Properties of Geopolymer Concrete

The properties and durability of geopolymer concrete made using flyash have been extensively explored by various universities in Western Australia, as well as around the world.

Published scientific findings have repeatedly concluded that the performance of concrete made from geopolymer cement (GPC) is comparable to that of concrete made from Ordinary Portland cement (OPC).

The most important characteristics that affect the properties of the GPC and resulting geopolymer concrete, are the type, amount and reactivity of the amorphous alumino-silicate pozzolanic particles in materials such as flyash.

The flyash is activated with alkaline reagents such as caustic soda or lye, one of the common names for sodium hydroxide (NaOH), combined with soluble sodium or potassium silicate chemicals, to cause an ambient temperature polymerisation reaction resulting in the formation of cementitious material.


Water-to-geopolymer solids ratio

Work done by Rangan & Hardjito devised the Water-to-Geopolymer Solids Ratio (W/GPS) for Class F flyash.
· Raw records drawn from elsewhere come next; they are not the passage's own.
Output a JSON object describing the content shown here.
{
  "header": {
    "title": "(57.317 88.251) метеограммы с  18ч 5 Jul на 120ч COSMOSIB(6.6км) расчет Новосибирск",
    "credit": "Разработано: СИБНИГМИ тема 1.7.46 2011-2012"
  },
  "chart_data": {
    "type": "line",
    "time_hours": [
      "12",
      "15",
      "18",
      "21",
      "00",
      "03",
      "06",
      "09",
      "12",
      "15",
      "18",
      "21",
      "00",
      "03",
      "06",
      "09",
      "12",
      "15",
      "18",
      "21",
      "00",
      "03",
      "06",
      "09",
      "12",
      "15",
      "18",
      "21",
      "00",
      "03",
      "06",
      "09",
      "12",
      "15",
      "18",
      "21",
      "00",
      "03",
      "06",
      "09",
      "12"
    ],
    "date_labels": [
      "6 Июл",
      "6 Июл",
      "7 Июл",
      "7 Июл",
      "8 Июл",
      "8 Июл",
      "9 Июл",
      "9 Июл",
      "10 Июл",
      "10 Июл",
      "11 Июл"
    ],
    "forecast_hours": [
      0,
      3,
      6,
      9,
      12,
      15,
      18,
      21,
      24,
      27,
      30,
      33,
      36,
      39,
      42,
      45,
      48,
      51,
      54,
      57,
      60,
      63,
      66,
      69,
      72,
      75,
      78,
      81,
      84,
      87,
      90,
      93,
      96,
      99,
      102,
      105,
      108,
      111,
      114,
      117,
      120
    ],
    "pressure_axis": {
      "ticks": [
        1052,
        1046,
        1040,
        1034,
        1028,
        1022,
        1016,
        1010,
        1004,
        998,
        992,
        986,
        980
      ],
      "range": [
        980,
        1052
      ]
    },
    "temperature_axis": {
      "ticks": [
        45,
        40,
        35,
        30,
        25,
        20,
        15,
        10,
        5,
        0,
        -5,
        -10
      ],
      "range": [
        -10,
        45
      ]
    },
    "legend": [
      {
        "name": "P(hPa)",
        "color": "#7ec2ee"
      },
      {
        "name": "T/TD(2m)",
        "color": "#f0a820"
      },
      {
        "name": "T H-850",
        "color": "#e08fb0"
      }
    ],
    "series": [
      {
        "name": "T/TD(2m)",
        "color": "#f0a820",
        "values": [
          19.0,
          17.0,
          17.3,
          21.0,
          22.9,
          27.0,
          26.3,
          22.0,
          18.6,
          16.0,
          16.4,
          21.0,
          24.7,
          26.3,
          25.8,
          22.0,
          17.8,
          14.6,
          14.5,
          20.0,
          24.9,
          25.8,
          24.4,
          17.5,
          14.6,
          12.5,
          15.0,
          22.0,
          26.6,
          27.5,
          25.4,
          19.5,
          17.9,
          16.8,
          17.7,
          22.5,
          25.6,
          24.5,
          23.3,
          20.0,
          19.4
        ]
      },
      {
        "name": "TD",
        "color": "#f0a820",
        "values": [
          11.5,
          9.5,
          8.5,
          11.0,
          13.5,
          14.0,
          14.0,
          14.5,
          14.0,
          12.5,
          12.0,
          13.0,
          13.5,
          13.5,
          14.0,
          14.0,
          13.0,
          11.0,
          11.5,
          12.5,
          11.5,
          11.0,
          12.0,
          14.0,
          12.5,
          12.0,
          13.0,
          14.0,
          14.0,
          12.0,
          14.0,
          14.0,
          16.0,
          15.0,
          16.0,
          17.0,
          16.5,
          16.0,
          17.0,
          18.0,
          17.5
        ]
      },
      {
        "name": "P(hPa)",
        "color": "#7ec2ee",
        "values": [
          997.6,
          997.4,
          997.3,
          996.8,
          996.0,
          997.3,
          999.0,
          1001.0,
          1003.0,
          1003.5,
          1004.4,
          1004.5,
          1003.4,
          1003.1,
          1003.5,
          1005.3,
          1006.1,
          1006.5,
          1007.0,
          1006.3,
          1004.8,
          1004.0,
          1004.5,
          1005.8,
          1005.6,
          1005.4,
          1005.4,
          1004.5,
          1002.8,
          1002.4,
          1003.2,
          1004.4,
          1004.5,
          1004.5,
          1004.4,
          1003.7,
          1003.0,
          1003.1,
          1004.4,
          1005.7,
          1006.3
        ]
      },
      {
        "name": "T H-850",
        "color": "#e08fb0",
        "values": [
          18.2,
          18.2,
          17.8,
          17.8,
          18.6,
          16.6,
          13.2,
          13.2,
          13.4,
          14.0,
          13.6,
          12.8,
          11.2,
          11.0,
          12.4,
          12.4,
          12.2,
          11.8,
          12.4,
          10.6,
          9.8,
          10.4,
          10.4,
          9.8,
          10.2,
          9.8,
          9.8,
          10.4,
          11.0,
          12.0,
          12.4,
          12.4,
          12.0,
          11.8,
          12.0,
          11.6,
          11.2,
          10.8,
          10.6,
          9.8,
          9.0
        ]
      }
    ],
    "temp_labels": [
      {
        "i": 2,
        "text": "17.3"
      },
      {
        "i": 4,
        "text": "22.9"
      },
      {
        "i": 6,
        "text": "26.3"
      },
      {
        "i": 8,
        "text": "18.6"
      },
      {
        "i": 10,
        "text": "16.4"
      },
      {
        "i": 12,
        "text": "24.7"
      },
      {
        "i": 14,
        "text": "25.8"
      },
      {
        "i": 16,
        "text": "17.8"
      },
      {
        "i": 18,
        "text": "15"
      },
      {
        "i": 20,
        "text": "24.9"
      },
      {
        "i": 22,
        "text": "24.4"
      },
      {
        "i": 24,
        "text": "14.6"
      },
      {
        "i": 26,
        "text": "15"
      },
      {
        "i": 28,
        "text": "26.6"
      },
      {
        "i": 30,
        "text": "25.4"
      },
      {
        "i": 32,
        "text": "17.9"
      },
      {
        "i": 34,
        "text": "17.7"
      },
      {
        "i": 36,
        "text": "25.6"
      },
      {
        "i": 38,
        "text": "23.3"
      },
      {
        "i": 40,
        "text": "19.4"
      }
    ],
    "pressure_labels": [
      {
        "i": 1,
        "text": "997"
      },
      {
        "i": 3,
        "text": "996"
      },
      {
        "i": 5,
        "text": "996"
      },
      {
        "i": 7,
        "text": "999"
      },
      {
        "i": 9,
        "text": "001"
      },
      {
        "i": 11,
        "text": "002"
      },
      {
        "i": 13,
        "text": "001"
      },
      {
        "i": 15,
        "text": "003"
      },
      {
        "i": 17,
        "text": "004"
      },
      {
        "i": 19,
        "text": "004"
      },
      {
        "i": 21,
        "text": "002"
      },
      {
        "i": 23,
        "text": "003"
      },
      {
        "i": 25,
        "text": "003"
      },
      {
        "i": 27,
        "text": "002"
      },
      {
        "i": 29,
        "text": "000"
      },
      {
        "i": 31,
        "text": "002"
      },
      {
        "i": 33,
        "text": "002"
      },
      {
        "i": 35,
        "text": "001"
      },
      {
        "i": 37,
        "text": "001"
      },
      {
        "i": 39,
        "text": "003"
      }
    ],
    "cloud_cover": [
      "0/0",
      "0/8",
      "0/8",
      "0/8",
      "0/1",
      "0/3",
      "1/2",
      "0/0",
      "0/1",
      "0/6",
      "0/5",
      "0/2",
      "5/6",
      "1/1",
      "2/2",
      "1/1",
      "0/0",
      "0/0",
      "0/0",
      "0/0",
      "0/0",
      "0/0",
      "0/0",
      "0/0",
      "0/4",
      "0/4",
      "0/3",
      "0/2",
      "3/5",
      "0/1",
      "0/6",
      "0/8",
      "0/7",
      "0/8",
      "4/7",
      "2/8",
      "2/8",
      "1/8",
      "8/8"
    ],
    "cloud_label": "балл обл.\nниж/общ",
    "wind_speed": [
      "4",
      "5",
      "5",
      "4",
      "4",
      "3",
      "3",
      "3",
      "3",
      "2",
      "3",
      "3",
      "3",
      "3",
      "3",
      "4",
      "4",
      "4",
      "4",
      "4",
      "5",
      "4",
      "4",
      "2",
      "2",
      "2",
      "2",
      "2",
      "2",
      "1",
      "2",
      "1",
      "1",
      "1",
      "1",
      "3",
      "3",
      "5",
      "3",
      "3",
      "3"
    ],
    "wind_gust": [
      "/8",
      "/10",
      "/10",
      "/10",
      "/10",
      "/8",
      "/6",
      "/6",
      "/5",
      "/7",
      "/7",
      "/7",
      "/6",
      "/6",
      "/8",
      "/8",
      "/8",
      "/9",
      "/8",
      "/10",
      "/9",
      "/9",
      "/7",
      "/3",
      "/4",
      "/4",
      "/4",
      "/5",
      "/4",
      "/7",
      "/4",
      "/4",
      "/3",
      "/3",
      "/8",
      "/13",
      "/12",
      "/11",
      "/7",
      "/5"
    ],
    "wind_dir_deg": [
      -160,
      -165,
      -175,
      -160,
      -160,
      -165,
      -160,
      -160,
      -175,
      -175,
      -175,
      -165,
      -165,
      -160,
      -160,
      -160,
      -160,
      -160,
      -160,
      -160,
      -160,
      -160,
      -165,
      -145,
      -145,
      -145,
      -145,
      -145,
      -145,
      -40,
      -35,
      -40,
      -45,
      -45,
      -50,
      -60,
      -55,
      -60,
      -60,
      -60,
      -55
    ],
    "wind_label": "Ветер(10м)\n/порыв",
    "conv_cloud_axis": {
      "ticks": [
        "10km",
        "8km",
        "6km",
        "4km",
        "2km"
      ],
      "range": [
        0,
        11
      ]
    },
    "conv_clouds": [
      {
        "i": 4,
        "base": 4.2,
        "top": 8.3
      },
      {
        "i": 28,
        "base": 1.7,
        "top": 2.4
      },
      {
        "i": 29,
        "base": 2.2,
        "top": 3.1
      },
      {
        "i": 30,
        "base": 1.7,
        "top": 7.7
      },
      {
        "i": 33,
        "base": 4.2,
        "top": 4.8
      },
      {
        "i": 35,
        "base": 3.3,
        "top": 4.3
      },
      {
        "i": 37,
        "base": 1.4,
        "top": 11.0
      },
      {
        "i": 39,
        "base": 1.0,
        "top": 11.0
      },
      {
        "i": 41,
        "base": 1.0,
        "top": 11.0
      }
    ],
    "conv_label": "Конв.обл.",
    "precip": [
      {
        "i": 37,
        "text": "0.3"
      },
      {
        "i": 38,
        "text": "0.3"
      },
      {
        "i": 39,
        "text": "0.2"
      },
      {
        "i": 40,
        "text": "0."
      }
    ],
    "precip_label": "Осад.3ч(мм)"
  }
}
It was found that as this ratio increases, the workability of the mixture also increased as it contained more water; but this results in a decrease in the compressive strength of the geopolymer concrete.

With a fixed W/GPS ratio, Hassan found that the slump value is dependent on the ratio of sodium silicate (Na2SiO3) to sodium hydroxide (NaOH), as well as the concentration of NaOH used.

Optimal workability was achieved when the W/GPS ratio was more than 0.22, in addition to the use of a low water absorption grade of aggregates. It was found that workability can be improved by using a naphthalene-based superplasticizer additive.

Silicate-to-flyash ratio

Work done by van Riessen found that the compressive strength of geopolymer concrete increases as the ratio of Na2SiO3/flyash is increased, but also decreases as the binder/sand ratio approaches more than 0.5.

Applying the findings of this study, he was successful in creating GPC concrete which achieved a compressive strength of 100 MPa.

It was also found that a 20–30% increase in the compressive strength was achieved by first sieving the flyash and only using the smallest particles.


Shrinkage and heat of hydration

GPC concrete has a much lower shrinkage and heat of hydration when compared to OPC concrete.

Additionally, the chemistry of GPC concrete can provide a better resistance to both heat and to chloride attack, making it very suitable for concrete products designed for fire rings, or saline or marine environments, for example.

The Colliecrete project will address the findings of such prior research and use it to build a specific understanding and optimisation of geopolymer cements and geopolymer concretes manufactured from Collie flyashes and other local industrial waste materials.

Ultimately, the project aims to create geopolymer products with unique Intellectual Property (IP) that meet all the required specifications for targeted specific applications.